Gallbladder polyps and gallbladder cancer: According to the domestic health checkup statistics, 5% of the normal population has PLG detected. In other words, 5% of people can detect gallbladder polyps in routine physical examinations organized by various organizations, and clinical statistics show that 82% of patients with gallbladder polyps are non-neoplastic lesions. From the above classification, we can see that only about 10% of polyps can definitely turn into cancer. Another 40% of benign non-cholesterol polyps such as adenoma, adenomyoma, and adenomyosis, of which adenoma is a recognized precancerous lesion with a cancer rate of about 10%, and adenomyosis also has a potential risk of cancer.
However, in China, 9% of 1620 cases with pathologically confirmed gallbladder polyps are gallbladder polypoid carcinoma, while the better surgical efficacy of gallbladder cancer is limited to early stage, and the overall surgical efficacy of gallbladder cancer is extremely poor, and it is not sensitive to radiotherapy and chemotherapy. Therefore, gallbladder cancer is still a very difficult disease in the medical field, and the only way to improve the treatment effect is early detection and early removal of gallbladder. This requires doctors to make a more correct judgment on the many patients with gallbladder polyps. This means that gallbladder cancer can be detected early and a lot of unnecessary gallbladder removal can be avoided. In conclusion, doctors believe that: gallbladder polyp lesion is still a pre-cancerous disease and should be reviewed by ultrasound regularly to dynamically observe the change of polyp size and shape. It should be given high attention.
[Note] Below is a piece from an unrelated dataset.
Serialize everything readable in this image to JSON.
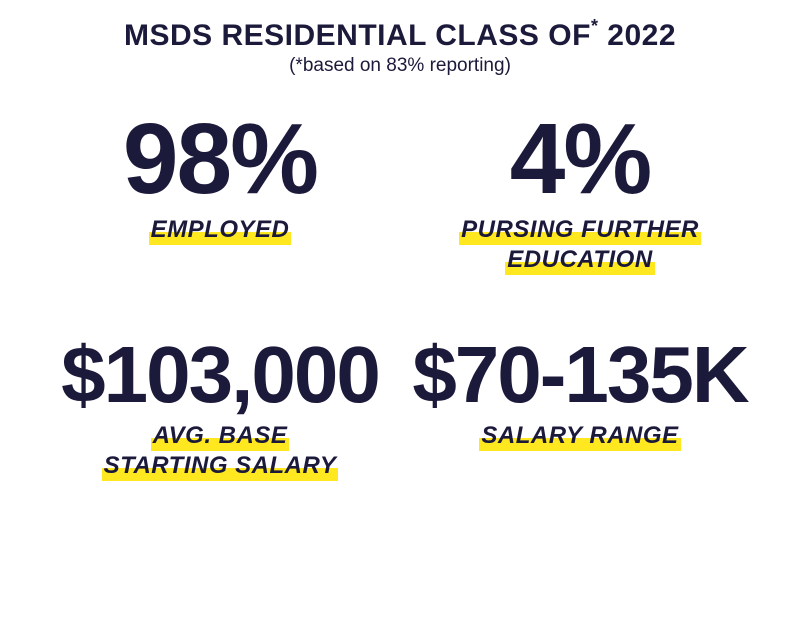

Treatment of gallbladder polyps, surgery should be considered for the following cases.
1.Single polyp;
2, larger than 10mm;
3.Wide base or wide base;
4, lesions with enlargement;
5, combined with gallbladder stones;
6.Age over 50 years old.
There are two surgical methods, one is removal of the gallbladder, including open resection and laparoscopic resection; the other is choledochoscopy and laparoscopy combined with endoscopic examination, biopsy and treatment of the gallbladder (also called minimally invasive biliary polyp removal). Patients can make the appropriate decisions based on the above articles and the recommendations of their local physicians.
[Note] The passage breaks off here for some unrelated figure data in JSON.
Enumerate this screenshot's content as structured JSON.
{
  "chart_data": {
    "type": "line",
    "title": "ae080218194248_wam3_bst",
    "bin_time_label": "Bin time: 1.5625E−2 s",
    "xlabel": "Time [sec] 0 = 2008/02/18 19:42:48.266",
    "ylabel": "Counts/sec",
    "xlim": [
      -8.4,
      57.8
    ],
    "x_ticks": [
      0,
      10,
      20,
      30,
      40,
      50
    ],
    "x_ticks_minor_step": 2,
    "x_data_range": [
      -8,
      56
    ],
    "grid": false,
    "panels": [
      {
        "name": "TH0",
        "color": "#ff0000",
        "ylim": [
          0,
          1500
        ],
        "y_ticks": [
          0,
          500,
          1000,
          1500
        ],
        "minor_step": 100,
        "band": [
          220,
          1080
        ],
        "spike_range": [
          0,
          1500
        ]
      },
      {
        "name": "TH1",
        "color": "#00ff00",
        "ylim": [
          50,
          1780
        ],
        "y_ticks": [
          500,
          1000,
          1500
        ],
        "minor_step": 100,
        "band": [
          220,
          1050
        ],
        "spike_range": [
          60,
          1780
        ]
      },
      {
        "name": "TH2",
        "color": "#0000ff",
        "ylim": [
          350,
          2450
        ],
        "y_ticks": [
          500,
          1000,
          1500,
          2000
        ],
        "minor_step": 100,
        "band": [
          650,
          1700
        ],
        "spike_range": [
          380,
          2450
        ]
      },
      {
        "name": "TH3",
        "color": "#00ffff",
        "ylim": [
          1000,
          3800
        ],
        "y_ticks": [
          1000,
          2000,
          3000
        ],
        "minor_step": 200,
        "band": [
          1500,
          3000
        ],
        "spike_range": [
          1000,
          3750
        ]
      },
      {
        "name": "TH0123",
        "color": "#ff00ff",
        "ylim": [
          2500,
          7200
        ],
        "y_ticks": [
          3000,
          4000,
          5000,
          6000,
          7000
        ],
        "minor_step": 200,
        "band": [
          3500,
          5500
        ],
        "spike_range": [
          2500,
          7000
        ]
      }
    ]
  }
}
Laparoscopic cholecystectomy is recommended first, and there are several main considerations at this time.
1, postoperative paraffin section pathology is more accurate, while minimally invasive biliary polypectomy intraoperative biopsy is mainly frozen biopsy, the accuracy of the examination results is very demanding for pathologists, and it is easy to have inconsistent frozen biopsy and postoperative paraffin section.
2, Some of the smaller polyps are not easily detected intraoperatively, and preserving the gallbladder may leave these polyps, which will still be harmful when they grow progressively in the future.
3.Intraoperative and postoperative complications of gallbladder polypectomy are higher. It also brings trouble to secondary surgery.
4, gallbladder removal has a history of more than 100 years, clinical evidence: a large number of gallbladder removal patients in various countries in the rest of his life did not appear due to the removal of the gallbladder after the serious consequences, the quality of life has not decreased due to the removal of the gallbladder. So it is proved that there is no harm to human body after gallbladder removal.